Mot du président - michel chartier

Quel début d’année difficile que cette année 2020.  En tout premier, à ceux d’entre vous qui avez été touchés ou qui avez perdu des proches avec cet COVID 19.  Nos plus sincères condoléances.

À part cette pandémie, que de difficultés pour notre aviation générale depuis un certain temps.  On a qu’à penser à tous ces riverains qui s’installent près d’une opération aéroportuaire et par la suite, via des médias sociaux, enflamment le voisinage afin d’arrêter le bruit.  Le plus récent étant à Drummondville.  Dans certains cas, c’est plus de 100 ans d’histoire que l’on essaie d’arrêter comme au Lac-à-la-Tortue.  Dans un rayon de 5 miles nautiques d’une installation, pourquoi une municipalité ne peut-elle pas inclure un avis à tous nouveaux résidents les avisant que c’est là pour rester?
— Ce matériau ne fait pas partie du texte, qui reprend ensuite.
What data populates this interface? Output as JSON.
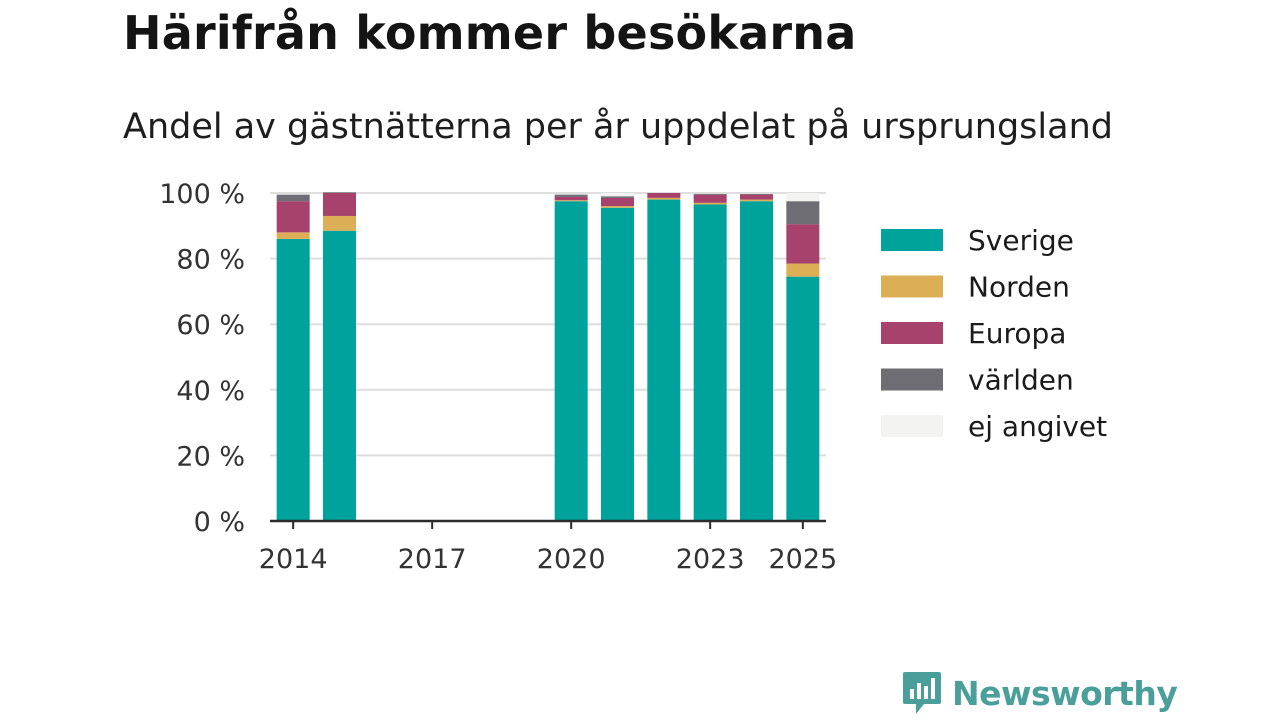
{
  "header": {
    "title": "Härifrån kommer besökarna",
    "subtitle": "Andel av gästnätterna per år uppdelat på ursprungsland"
  },
  "brand": {
    "name": "Newsworthy",
    "icon": "newsworthy-logo-icon",
    "color": "#4a9f9a"
  },
  "chart_data": {
    "type": "bar",
    "stacked": true,
    "categories": [
      "2014",
      "2015",
      "2016",
      "2017",
      "2018",
      "2019",
      "2020",
      "2021",
      "2022",
      "2023",
      "2024",
      "2025"
    ],
    "x_ticks": [
      "2014",
      "2017",
      "2020",
      "2023",
      "2025"
    ],
    "y_ticks": [
      "0 %",
      "20 %",
      "40 %",
      "60 %",
      "80 %",
      "100 %"
    ],
    "ylim": [
      0,
      100
    ],
    "grid": true,
    "legend_position": "right",
    "series": [
      {
        "name": "Sverige",
        "color": "#00a39b",
        "values": [
          86,
          88.5,
          null,
          null,
          null,
          null,
          97.5,
          95.5,
          98,
          96.5,
          97.5,
          74.5
        ]
      },
      {
        "name": "Norden",
        "color": "#dcaf56",
        "values": [
          2,
          4.5,
          null,
          null,
          null,
          null,
          0.3,
          0.5,
          0.5,
          0.5,
          0.5,
          4
        ]
      },
      {
        "name": "Europa",
        "color": "#a6426b",
        "values": [
          9.5,
          7,
          null,
          null,
          null,
          null,
          1,
          2.5,
          1.5,
          2.5,
          1.5,
          12
        ]
      },
      {
        "name": "världen",
        "color": "#6d6d73",
        "values": [
          2,
          0.2,
          null,
          null,
          null,
          null,
          0.7,
          0.5,
          0,
          0.2,
          0.2,
          7
        ]
      },
      {
        "name": "ej angivet",
        "color": "#f3f3f1",
        "values": [
          0,
          0,
          null,
          null,
          null,
          null,
          0,
          1,
          0,
          0,
          0,
          2.5
        ]
      }
    ]
  }
}
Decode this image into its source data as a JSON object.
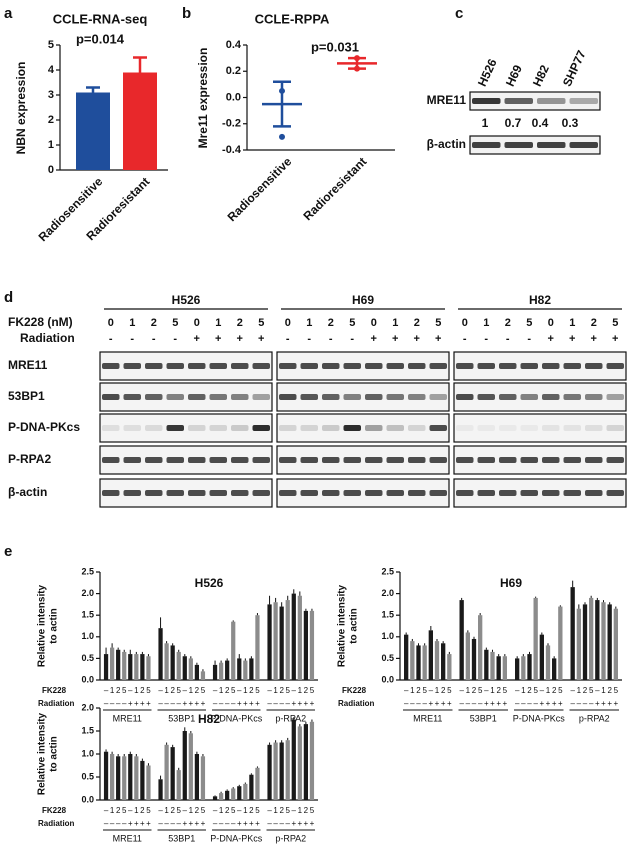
{
  "panel_labels": [
    "a",
    "b",
    "c",
    "d",
    "e"
  ],
  "chart_data": [
    {
      "type": "bar",
      "title": "CCLE-RNA-seq",
      "annotation": "p=0.014",
      "y_label": "NBN expression",
      "categories": [
        "Radiosensitive",
        "Radioresistant"
      ],
      "values": [
        3.1,
        3.9
      ],
      "errors": [
        0.2,
        0.6
      ],
      "colors": [
        "#1f4e9c",
        "#e8282b"
      ],
      "ylim": [
        0,
        5
      ],
      "yticks": [
        0,
        1,
        2,
        3,
        4,
        5
      ]
    },
    {
      "type": "dot",
      "title": "CCLE-RPPA",
      "annotation": "p=0.031",
      "y_label": "Mre11 expression",
      "categories": [
        "Radiosensitive",
        "Radioresistant"
      ],
      "means": [
        -0.05,
        0.26
      ],
      "errors": [
        0.17,
        0.04
      ],
      "points": [
        [
          0.05,
          -0.3
        ],
        [
          0.3,
          0.22
        ]
      ],
      "colors": [
        "#1f4e9c",
        "#e8282b"
      ],
      "ylim": [
        -0.4,
        0.4
      ],
      "yticks": [
        -0.4,
        -0.2,
        {
          "value": 0,
          "label": "0.0"
        },
        0.2,
        0.4
      ]
    },
    {
      "type": "grouped_bar",
      "title": "H526",
      "y_label": [
        "Relative intensity",
        "to actin"
      ],
      "groups": [
        "MRE11",
        "53BP1",
        "P-DNA-PKcs",
        "p-RPA2"
      ],
      "fk228_label": "FK228",
      "radiation_label": "Radiation",
      "fk228": [
        "–",
        1,
        2,
        5,
        "–",
        1,
        2,
        5
      ],
      "radiation": [
        "–",
        "–",
        "–",
        "–",
        "+",
        "+",
        "+",
        "+"
      ],
      "colors": [
        "#1a1a1a",
        "#8c8c8c",
        "#1a1a1a",
        "#8c8c8c",
        "#1a1a1a",
        "#8c8c8c",
        "#1a1a1a",
        "#8c8c8c"
      ],
      "values": [
        [
          0.6,
          0.75,
          0.7,
          0.65,
          0.6,
          0.6,
          0.6,
          0.55
        ],
        [
          1.2,
          0.85,
          0.8,
          0.65,
          0.55,
          0.5,
          0.35,
          0.2
        ],
        [
          0.35,
          0.4,
          0.45,
          1.35,
          0.5,
          0.45,
          0.5,
          1.5
        ],
        [
          1.75,
          1.8,
          1.7,
          1.85,
          2.0,
          1.95,
          1.6,
          1.6
        ]
      ],
      "errors": [
        [
          0.15,
          0.1,
          0.05,
          0.05,
          0.1,
          0.05,
          0.05,
          0.05
        ],
        [
          0.25,
          0.05,
          0.05,
          0.05,
          0.05,
          0.05,
          0.05,
          0.05
        ],
        [
          0.1,
          0.05,
          0.05,
          0.03,
          0.1,
          0.05,
          0.05,
          0.05
        ],
        [
          0.2,
          0.1,
          0.1,
          0.1,
          0.1,
          0.1,
          0.05,
          0.05
        ]
      ],
      "ylim": [
        0,
        2.5
      ],
      "yticks": [
        {
          "value": 0,
          "label": "0.0"
        },
        0.5,
        {
          "value": 1,
          "label": "1.0"
        },
        1.5,
        {
          "value": 2,
          "label": "2.0"
        },
        2.5
      ]
    },
    {
      "type": "grouped_bar",
      "title": "H69",
      "y_label": [
        "Relative intensity",
        "to actin"
      ],
      "groups": [
        "MRE11",
        "53BP1",
        "P-DNA-PKcs",
        "p-RPA2"
      ],
      "fk228_label": "FK228",
      "radiation_label": "Radiation",
      "fk228": [
        "–",
        1,
        2,
        5,
        "–",
        1,
        2,
        5
      ],
      "radiation": [
        "–",
        "–",
        "–",
        "–",
        "+",
        "+",
        "+",
        "+"
      ],
      "colors": [
        "#1a1a1a",
        "#8c8c8c",
        "#1a1a1a",
        "#8c8c8c",
        "#1a1a1a",
        "#8c8c8c",
        "#1a1a1a",
        "#8c8c8c"
      ],
      "values": [
        [
          1.05,
          0.9,
          0.8,
          0.8,
          1.15,
          0.9,
          0.85,
          0.6
        ],
        [
          1.85,
          1.1,
          0.95,
          1.5,
          0.7,
          0.65,
          0.55,
          0.55
        ],
        [
          0.5,
          0.55,
          0.6,
          1.9,
          1.05,
          0.8,
          0.5,
          1.7
        ],
        [
          2.15,
          1.65,
          1.75,
          1.9,
          1.85,
          1.8,
          1.75,
          1.65
        ]
      ],
      "errors": [
        [
          0.05,
          0.05,
          0.05,
          0.05,
          0.1,
          0.05,
          0.05,
          0.05
        ],
        [
          0.05,
          0.05,
          0.05,
          0.05,
          0.05,
          0.05,
          0.05,
          0.05
        ],
        [
          0.05,
          0.05,
          0.05,
          0.03,
          0.05,
          0.05,
          0.05,
          0.03
        ],
        [
          0.15,
          0.1,
          0.05,
          0.05,
          0.05,
          0.05,
          0.05,
          0.05
        ]
      ],
      "ylim": [
        0,
        2.5
      ],
      "yticks": [
        {
          "value": 0,
          "label": "0.0"
        },
        0.5,
        {
          "value": 1,
          "label": "1.0"
        },
        1.5,
        {
          "value": 2,
          "label": "2.0"
        },
        2.5
      ]
    },
    {
      "type": "grouped_bar",
      "title": "H82",
      "y_label": [
        "Relative intensity",
        "to actin"
      ],
      "groups": [
        "MRE11",
        "53BP1",
        "P-DNA-PKcs",
        "p-RPA2"
      ],
      "fk228_label": "FK228",
      "radiation_label": "Radiation",
      "fk228": [
        "–",
        1,
        2,
        5,
        "–",
        1,
        2,
        5
      ],
      "radiation": [
        "–",
        "–",
        "–",
        "–",
        "+",
        "+",
        "+",
        "+"
      ],
      "colors": [
        "#1a1a1a",
        "#8c8c8c",
        "#1a1a1a",
        "#8c8c8c",
        "#1a1a1a",
        "#8c8c8c",
        "#1a1a1a",
        "#8c8c8c"
      ],
      "values": [
        [
          1.05,
          1.0,
          0.95,
          0.95,
          1.0,
          0.95,
          0.85,
          0.75
        ],
        [
          0.45,
          1.2,
          1.15,
          0.65,
          1.5,
          1.45,
          1.0,
          0.95
        ],
        [
          0.08,
          0.15,
          0.2,
          0.25,
          0.3,
          0.35,
          0.55,
          0.7
        ],
        [
          1.2,
          1.25,
          1.25,
          1.3,
          1.75,
          1.6,
          1.65,
          1.7
        ]
      ],
      "errors": [
        [
          0.05,
          0.05,
          0.05,
          0.05,
          0.05,
          0.05,
          0.05,
          0.05
        ],
        [
          0.08,
          0.05,
          0.05,
          0.05,
          0.08,
          0.05,
          0.05,
          0.05
        ],
        [
          0.02,
          0.03,
          0.03,
          0.03,
          0.03,
          0.03,
          0.03,
          0.03
        ],
        [
          0.05,
          0.05,
          0.05,
          0.05,
          0.05,
          0.05,
          0.05,
          0.05
        ]
      ],
      "ylim": [
        0,
        2.0
      ],
      "yticks": [
        {
          "value": 0,
          "label": "0.0"
        },
        0.5,
        {
          "value": 1,
          "label": "1.0"
        },
        1.5,
        {
          "value": 2,
          "label": "2.0"
        }
      ]
    }
  ],
  "blot_c": {
    "lanes": [
      "H526",
      "H69",
      "H82",
      "SHP77"
    ],
    "rows": [
      "MRE11",
      "β-actin"
    ],
    "quantification": [
      1,
      0.7,
      0.4,
      0.3
    ]
  },
  "blot_d": {
    "groups": [
      "H526",
      "H69",
      "H82"
    ],
    "fk228_label": "FK228 (nM)",
    "fk228": [
      0,
      1,
      2,
      5,
      0,
      1,
      2,
      5
    ],
    "radiation_label": "Radiation",
    "radiation": [
      "-",
      "-",
      "-",
      "-",
      "+",
      "+",
      "+",
      "+"
    ],
    "rows": [
      "MRE11",
      "53BP1",
      "P-DNA-PKcs",
      "P-RPA2",
      "β-actin"
    ]
  }
}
Il y a aussi cette éternelle chicane de clocher que notre gouvernement québécois attise avec l’argent des contribuables, car l’aviation étant de juridiction fédérale, celui-ci essaie par des moyens légaux de contrecarrer des changements à certains projets aéroportuaires, même de tuer dans l’œuf les futurs possibles projets.  La Cour Suprême du Canada a tranché, mais il y aura toujours au Gouvernement québécois des gens qui pour un bénéfice politique dépenseront votre argent afin de bien paraitre haut et fort.  Difficile à suivre ce raisonnement, car lors du Sommet sur le Transport aérien tenu à Lévis en février 2018, le gouvernement de l’époque avait reconnu l’importance pour le Québec du maintien et le développement de nos infrastructures en injectant 400 millions. 

Et la cerise sur le « sundae » est arrivée le 4 mai 2020. Notre ministre fédéral des Transports Marc Garneau, avec un arrêté ministériel, a arrêté le développement de l’aérodrome de St-Roch-de L’Achigan. Ce projet se voulait être le site de remplacement pour l'aéroport de Mascouche. Facile de comprendre les motifs réels amenant un gouvernement minoritaire à devoir faire des compromis pour sauver sa chemise. C'était la deuxième fois que le ministre s'opposait au projet de relocalisation de l'aéroport de Mascouche. Malheureux pour les promoteurs qui avaient fait tout ce qui était nécessaire et cela, selon un nouveau règlement qui était entré en vigueur en janvier 2017 et requérant la tenue d'une consultation publique pour un projet de développement d'un aérodrome. S’il y avait un homme, de par sa formation et sa feuille de route, en qui j’avais personnellement confiance pour protéger l’aviation et son développement au Canada, c’était ce ministre. Mais c’était en oubliant ce que la politique vous amène à faire pour rester en poste.

Notre but actuel chez Aviateurs.Québec, est de travailler à rallier le plus de monde possible pour que nous puissions grandir, mieux faire connaître et mieux vendre notre passion commune.  Merci aux membres du Conseil d’Administration qui donnent leur temps bénévolement chez Aviateurs.Québec afin de rendre possible le rayonnement de notre association.   À vous, les amis de l’aviation, les élèves pilotes, les pilotes, les instructeurs, les écoles, les associations locales, et les dirigeants d’aéroports dans vos localités respectives, merci de nous soutenir et de vous joindre à Aviateurs.Québec.  Avec les outils dont nous disposons, notre site web, notre infolettre, notre Facebook et notre revue, nous voulons être encore meilleurs et ferons ce qu’il faut pour vous donner plus de contenu, plus de formation et plus d’informations.

Je m’appelle Michel Chartier et j’ai commencé à piloter en février 1969.  Mon désir chez Aviateurs. Québec, est de faire ce qu’il faut et ce qui sera nécessaire afin d’apporter à notre communauté, ce que j’ai connu et vécu à mes tous débuts, apprendre à se connaître, à partager notre passion, avoir du plaisir ensemble et le plus important, le faire en toute sécurité.